Terminal de ônibus de Joinville - cenário de muitos rostos e muitos trabalhadores que caminham apressados para o trabalho.
Praça da Bandeira - equipamento público, em frente ao Terminal de Ônibus - fundada em 1951, foi batizada de Praça dos Imigrantes, por abrigar monumento confeccionado pelo artista Fritz Alt. Esse será o local da Coletiva dos Não Artistas.
Quantas histórias há por trás desse carrinho de pipoca???
Muitos trabalhadores utilizam a Praça da Bandeira para caminhar, atravessar o centro, chegar ao terminal de ônibus, ou simplesmente, deixar o tempo passar, sentado no banco da praça.
Compro ouro!

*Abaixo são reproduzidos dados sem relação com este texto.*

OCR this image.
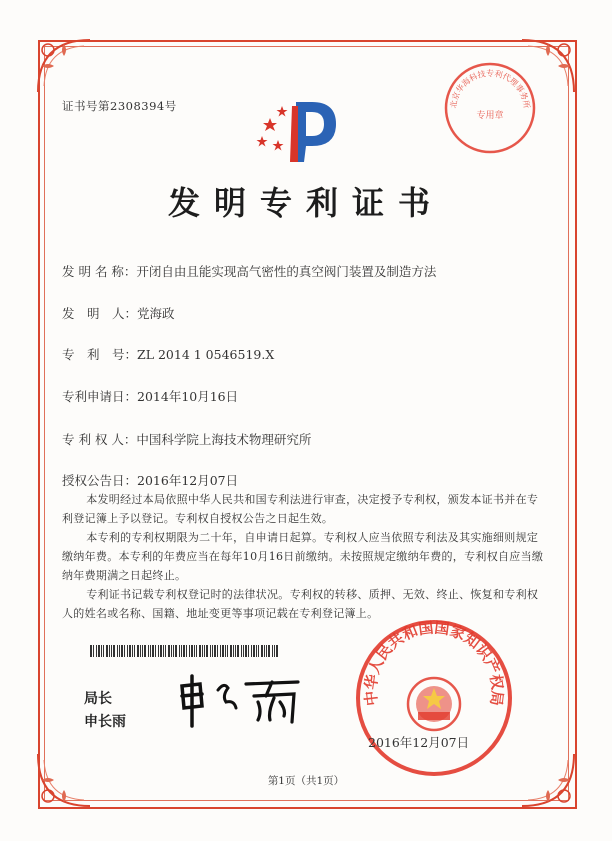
证书号第2308394号	北京华海科技专利代理事务所
专用章
发明专利证书
发 明 名 称：开闭自由且能实现高气密性的真空阀门装置及制造方法
发　明　人：党海政
专　利　号：ZL 2014 1 0546519.X
专利申请日：2014年10月16日
专 利 权 人：中国科学院上海技术物理研究所
授权公告日：2016年12月07日

本发明经过本局依照中华人民共和国专利法进行审查，决定授予专利权，颁发本证书并在专利登记簿上予以登记。专利权自授权公告之日起生效。

本专利的专利权期限为二十年，自申请日起算。专利权人应当依照专利法及其实施细则规定缴纳年费。本专利的年费应当在每年10月16日前缴纳。未按照规定缴纳年费的，专利权自应当缴纳年费期满之日起终止。

专利证书记载专利权登记时的法律状况。专利权的转移、质押、无效、终止、恢复和专利权人的姓名或名称、国籍、地址变更等事项记载在专利登记簿上。

局长
申长雨
中华人民共和国国家知识产权局
2016年12月07日
第1页（共1页）
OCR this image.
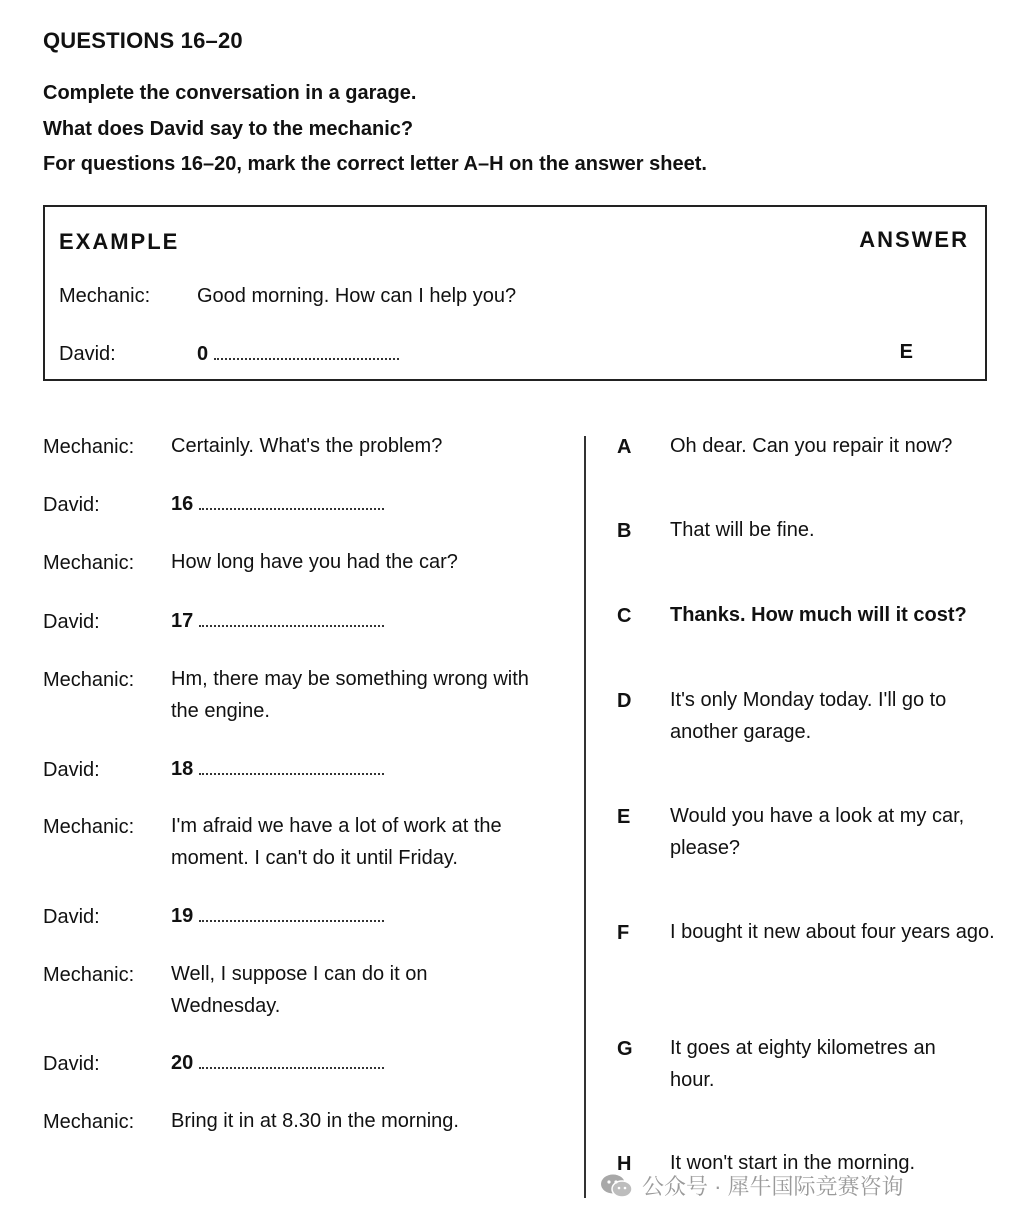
QUESTIONS 16–20
Complete the conversation in a garage.
What does David say to the mechanic?
For questions 16–20, mark the correct letter A–H on the answer sheet.
EXAMPLE	ANSWER
Mechanic: Good morning. How can I help you?
David:	0	E
Mechanic: Certainly. What's the problem?
David:	16
Mechanic: How long have you had the car?
David:	17
Mechanic: Hm, there may be something wrong with the engine.
David:	18
Mechanic: I'm afraid we have a lot of work at the moment. I can't do it until Friday.
David:	19
Mechanic: Well, I suppose I can do it on Wednesday.
David:	20
Mechanic: Bring it in at 8.30 in the morning.
A Oh dear. Can you repair it now?
B That will be fine.
C Thanks. How much will it cost?
D It's only Monday today. I'll go to another garage.
E Would you have a look at my car, please?
F I bought it new about four years ago.
G It goes at eighty kilometres an hour.
H It won't start in the morning.
公众号 · 犀牛国际竞赛咨询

Como será a vida desse trabalhador ambulante, como será seu trabalho, como ele percebe a cidade? Será que a cidade o vê?
Jóias, quanta prata, quanto ouro, o que existe além do brilho do metal?
Retratos de quem vende, retratos de quem compra, como é trabalhar na cidade, na rua?
Torresmo, maçã do amor, milho verde, paçóquinha, amendoim, coco queimado, quantas guloseimas! quem os faz, de onde vem?
Como é trabalhar no centro de uma grande cidade, há respeito, igualdade e solidariedade?
Como são tratados os trabalhadores de rua, que muitas vezes invísiveis, tornam-se autistas socias, invisíveis no meio da multidão.
O trabalho na cidade, como o trabalhador vê a cidade.
Desde criança ouço o vendedor de picolé chegando nas minhas memórias. E essa senhora vendedora de picolé no centro da cidade, como a cidade a trata, a vê, a acolhe?
Quais os malabarismos do trabalhador palhaço?
A vendedora que não enxerga e vende balas no centro da cidade, e a cidade que acha que tudo vê, a percebe?
Em frente à Alameda Brutslein, ou Rua das Palmeiras, ou RDP - para a rapaziada do centro, nos tempos áureos lugar de gente rica, com posses, hoje, centro histórico em revitalização. E as pessoas, e a paisagem urbana, como revitalizamos aqueles que trabalham na cidade e para a cidade?
Churros docinhos e quentinhos, o doce de leite escorre pelos dedos das crianças. Quem faz, qual a relação que a cidade estabelece com o vendedor de churros? O que seria dele sem as crianças que passeiam com as mães pelo centro e pedem: quero churros, mamãe!
Algodão doce, como será a vida de quem trablha vendendo algodão doce, será alegre, leve e doce?
Por trás de cada barraquinha, uma história de vida, uma história de trabalho, de alegrias e tristezas, que a cidade aos poucos revela.
Maça do Amor, quem faz, quem compra, quais os sabores que a vida apresenta para quem vive na cidade vendendo doces?
Trimania, quem vende sorte, vive de sorte, de incertezas?
Um imã de geladeira, uma lembrancinha, um agrado, uma gentileza, isso é arte????? Talvez não seja, mas o que dona Marlene tem a falar sobre a cidade que vive e trabalha. Em uma coletiva de não artistas, nada é arte, tudo é arte, tudo é êfemero, tudo é eterno como um imã de geladeira.